Credit Bureau Reporting after Bankruptcy if you did not re-affirm.
Why are my payment not showing up or being reported to the Credit bureau after I filed Bankruptcy?
If you filed bankruptcy, your mortgage bank must stop taking any automatic payments and “attempting to collect a debt” during the bankruptcy. Since bankruptcy legally discharges your responsibility to re-pay the mortgage loan, the mortgage bank will also usually stop sending you statements and stop reporting payments to the credit bureau because you legally do not owe the payments once you have received a discharge. The Mortgage Bank or Lender will start reporting payments and list your loan on the credit bureaus if you re-affirm your mortgage debt, meaning you re-affirm or re-obligate yourself to the debt owed to the bank after your bankruptcy. These agreements must be filed with the court and accepted before entry of the Discharge Order which occurs 60 days after the initial 341 meeting in a chapter 7 bankruptcy.
Why would the bank continue to accept or take payments and not give you credit for them?
The bank still has a lien on the house even though you legally have been discharged from paying the loan. Each payment you make reduces the lien amount the bank holds on the house and eventually will satisfy the mortgage when it is paid off. However, since you legally don’t owe the money, many bank’s positions are that the homeowner, debtor does not owe the money and therefore gets no recognition or credit for making payments it does not owe. The mortgage bank’s lien rights in the house are only allowed up to the amount they are legally owed so each payment reduces the lien rights but may not be reported to the credit burea.
Can I get my payments reported to the credit bureau if I did not re-affirm?
Some banks will start reporting to the credit bureaus again if the debtor requests this in writing. It must be sent to the specific bank holding your mortgage loan and it is up to the bank if they offer this because they legally do not have to report a debt that you no longer owe. See How filing Bankruptcy affects your mortgage loan.
Why don’t mortgage banks or lenders report to the Credit Bureaus if you did not re-affirm a mortgage loan?
When a debtor filed bankruptcy and received their discharge, bank's were abandoning the debt but not reporting it as charged off or satisfied with the credit bureau. For many borrowers, the credit report is the difference between getting a job and being turned down or the ability to get a new loan.
These debts still appeared on credit reports despite having been legally eliminated in bankruptcy. These are called zombie debt and many debtors felt forced to pay debts that they worked hard to discharge in bankruptcy just to get them off the credit report.
Lawsuits were filed with the largest banks regarding this practice of deliberately ignoring bankruptcy discharges to fetch more money when they sell off pools of bad debt to financial firms effectively holding borrowers' credit reports hostage, refusing to fix the mistakes unless people pay money for debts that they do not actually owe.

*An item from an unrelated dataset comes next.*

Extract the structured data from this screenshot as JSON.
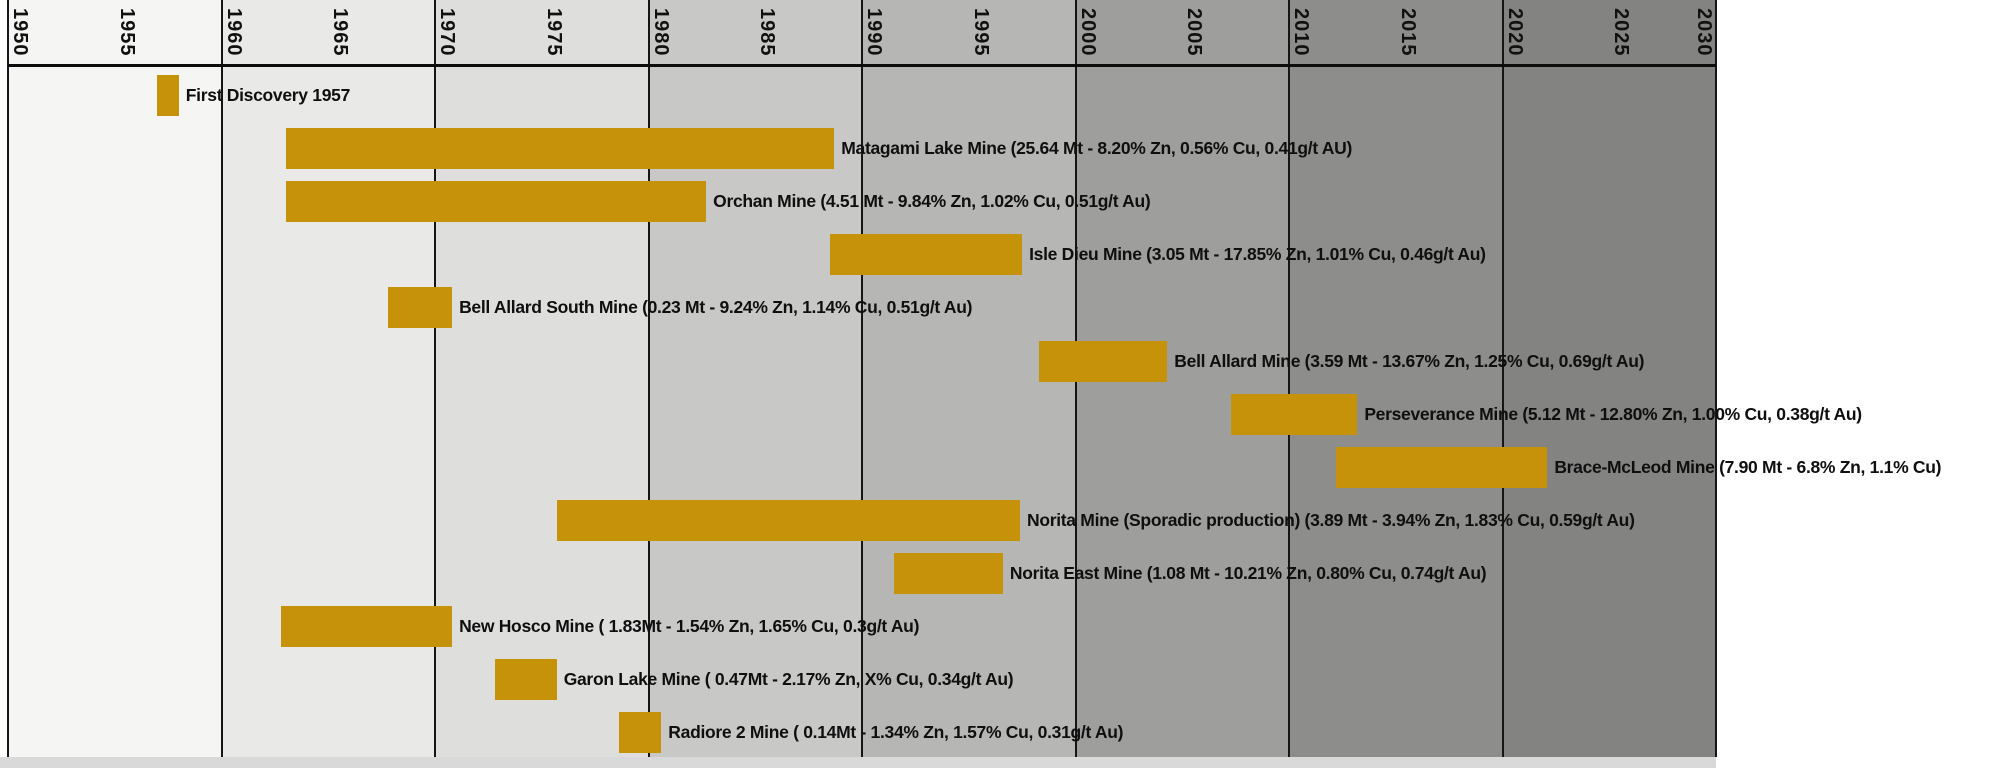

As part of the solution to this problem, banks would ensure that all debts discharged in Chapter 7 bankruptcy were correctly recorded. Therefore, mortgage loans that are not reaffirmed are also removed to protect the debtor from a credit report that shows debt they no longer legally owe.

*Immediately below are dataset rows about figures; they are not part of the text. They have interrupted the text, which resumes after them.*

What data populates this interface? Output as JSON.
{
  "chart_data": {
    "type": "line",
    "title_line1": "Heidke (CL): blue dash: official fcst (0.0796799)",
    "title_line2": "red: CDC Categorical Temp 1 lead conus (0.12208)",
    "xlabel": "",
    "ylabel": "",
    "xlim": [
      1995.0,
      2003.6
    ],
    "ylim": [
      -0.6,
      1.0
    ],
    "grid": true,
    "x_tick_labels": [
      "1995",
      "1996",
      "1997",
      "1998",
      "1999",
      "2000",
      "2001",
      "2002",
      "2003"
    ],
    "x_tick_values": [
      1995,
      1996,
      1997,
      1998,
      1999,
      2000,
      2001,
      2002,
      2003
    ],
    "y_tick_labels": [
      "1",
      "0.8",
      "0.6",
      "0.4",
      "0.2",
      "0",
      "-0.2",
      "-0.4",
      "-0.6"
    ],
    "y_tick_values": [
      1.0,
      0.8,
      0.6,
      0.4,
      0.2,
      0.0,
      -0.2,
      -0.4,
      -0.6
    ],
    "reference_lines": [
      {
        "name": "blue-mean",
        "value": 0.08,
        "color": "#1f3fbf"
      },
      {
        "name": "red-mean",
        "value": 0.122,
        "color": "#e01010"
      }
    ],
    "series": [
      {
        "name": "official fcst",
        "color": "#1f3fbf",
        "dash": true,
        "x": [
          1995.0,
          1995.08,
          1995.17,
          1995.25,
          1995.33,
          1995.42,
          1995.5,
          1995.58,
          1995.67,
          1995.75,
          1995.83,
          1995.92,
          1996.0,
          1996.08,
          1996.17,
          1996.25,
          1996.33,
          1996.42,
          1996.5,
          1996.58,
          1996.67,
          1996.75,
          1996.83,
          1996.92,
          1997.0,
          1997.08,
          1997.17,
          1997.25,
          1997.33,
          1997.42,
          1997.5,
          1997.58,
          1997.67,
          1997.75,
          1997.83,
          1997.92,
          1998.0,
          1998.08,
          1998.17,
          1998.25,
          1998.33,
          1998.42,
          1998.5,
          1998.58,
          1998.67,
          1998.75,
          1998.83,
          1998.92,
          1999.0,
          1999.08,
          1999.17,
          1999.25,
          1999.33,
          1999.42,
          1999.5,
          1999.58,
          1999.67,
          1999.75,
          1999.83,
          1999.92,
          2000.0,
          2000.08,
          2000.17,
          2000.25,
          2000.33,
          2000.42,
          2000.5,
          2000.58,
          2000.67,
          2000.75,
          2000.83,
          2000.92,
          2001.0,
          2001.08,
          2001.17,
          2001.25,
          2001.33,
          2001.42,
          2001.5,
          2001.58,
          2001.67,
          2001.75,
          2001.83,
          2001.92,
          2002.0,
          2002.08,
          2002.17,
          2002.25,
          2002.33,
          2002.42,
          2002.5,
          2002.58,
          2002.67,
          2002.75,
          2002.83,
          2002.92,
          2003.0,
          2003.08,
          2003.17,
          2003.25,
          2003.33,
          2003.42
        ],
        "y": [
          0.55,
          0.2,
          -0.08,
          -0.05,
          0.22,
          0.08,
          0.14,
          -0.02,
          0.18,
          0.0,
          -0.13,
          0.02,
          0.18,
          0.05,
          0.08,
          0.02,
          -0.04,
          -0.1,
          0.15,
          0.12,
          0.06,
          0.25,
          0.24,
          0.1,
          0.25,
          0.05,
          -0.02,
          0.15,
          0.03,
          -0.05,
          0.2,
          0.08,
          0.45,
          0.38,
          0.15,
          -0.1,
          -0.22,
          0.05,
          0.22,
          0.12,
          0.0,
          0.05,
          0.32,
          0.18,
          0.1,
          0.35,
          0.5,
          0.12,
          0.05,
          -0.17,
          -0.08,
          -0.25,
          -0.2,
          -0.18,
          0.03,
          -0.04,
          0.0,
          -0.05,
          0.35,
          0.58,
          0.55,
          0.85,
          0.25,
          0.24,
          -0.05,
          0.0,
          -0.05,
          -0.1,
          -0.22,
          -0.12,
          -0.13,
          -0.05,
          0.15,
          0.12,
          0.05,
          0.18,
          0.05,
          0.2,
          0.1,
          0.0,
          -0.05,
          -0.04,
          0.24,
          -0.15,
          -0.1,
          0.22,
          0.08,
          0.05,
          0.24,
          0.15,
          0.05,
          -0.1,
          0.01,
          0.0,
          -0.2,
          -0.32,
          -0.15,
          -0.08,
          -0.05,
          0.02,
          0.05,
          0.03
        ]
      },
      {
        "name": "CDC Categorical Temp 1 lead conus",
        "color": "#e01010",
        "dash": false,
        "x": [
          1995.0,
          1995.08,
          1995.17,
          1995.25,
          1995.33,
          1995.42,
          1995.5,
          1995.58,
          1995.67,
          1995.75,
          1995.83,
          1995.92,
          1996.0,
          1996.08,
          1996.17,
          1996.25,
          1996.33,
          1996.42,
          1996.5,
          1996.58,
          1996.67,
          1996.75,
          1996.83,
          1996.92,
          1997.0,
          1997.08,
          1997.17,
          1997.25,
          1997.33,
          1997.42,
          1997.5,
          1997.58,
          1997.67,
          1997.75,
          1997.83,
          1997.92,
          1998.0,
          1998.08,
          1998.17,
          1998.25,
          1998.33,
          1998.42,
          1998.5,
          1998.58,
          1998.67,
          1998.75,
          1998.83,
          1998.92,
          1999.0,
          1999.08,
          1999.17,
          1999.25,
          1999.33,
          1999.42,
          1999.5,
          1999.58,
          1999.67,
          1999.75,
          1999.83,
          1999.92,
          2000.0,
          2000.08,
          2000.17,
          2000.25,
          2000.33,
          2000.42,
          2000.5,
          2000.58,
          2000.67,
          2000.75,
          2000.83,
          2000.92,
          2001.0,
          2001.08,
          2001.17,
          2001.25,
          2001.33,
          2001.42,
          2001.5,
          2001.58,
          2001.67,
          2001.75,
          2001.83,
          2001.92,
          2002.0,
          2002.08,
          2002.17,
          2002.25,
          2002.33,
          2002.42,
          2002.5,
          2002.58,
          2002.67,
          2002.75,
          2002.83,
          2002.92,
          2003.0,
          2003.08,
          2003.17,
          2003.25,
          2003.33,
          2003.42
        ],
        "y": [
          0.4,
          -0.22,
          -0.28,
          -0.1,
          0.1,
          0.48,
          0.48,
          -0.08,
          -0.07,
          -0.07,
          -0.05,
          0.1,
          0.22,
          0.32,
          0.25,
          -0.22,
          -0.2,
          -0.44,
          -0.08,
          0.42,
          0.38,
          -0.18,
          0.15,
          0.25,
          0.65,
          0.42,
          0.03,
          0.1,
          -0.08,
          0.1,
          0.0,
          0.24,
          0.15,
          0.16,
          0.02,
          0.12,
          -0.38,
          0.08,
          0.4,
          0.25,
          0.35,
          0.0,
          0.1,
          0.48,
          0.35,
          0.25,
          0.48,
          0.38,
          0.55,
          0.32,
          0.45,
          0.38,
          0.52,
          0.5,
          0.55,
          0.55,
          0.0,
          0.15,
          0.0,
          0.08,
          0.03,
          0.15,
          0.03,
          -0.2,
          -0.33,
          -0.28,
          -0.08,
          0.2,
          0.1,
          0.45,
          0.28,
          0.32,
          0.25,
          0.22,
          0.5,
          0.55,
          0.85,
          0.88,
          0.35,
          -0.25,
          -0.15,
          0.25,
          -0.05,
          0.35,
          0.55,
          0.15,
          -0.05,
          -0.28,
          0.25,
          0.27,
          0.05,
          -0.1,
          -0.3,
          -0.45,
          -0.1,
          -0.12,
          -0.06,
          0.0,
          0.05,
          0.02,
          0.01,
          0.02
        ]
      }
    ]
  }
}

What if a creditor reports incorrect information on my credit report?
If a creditor fails to report the discharged debt correctly or places any other false information on your credit report, it is a violation of the federal Fair Credit Reporting Act (FCRA). To sue under the FCRA, you must first dispute the debt with the credit bureaus. However, both the creditor and the credit bureaus could end up paying significant damages and your attorney’s fees, if the false information is not corrected. Speak to your attorney, if you find incorrect information on your credit report.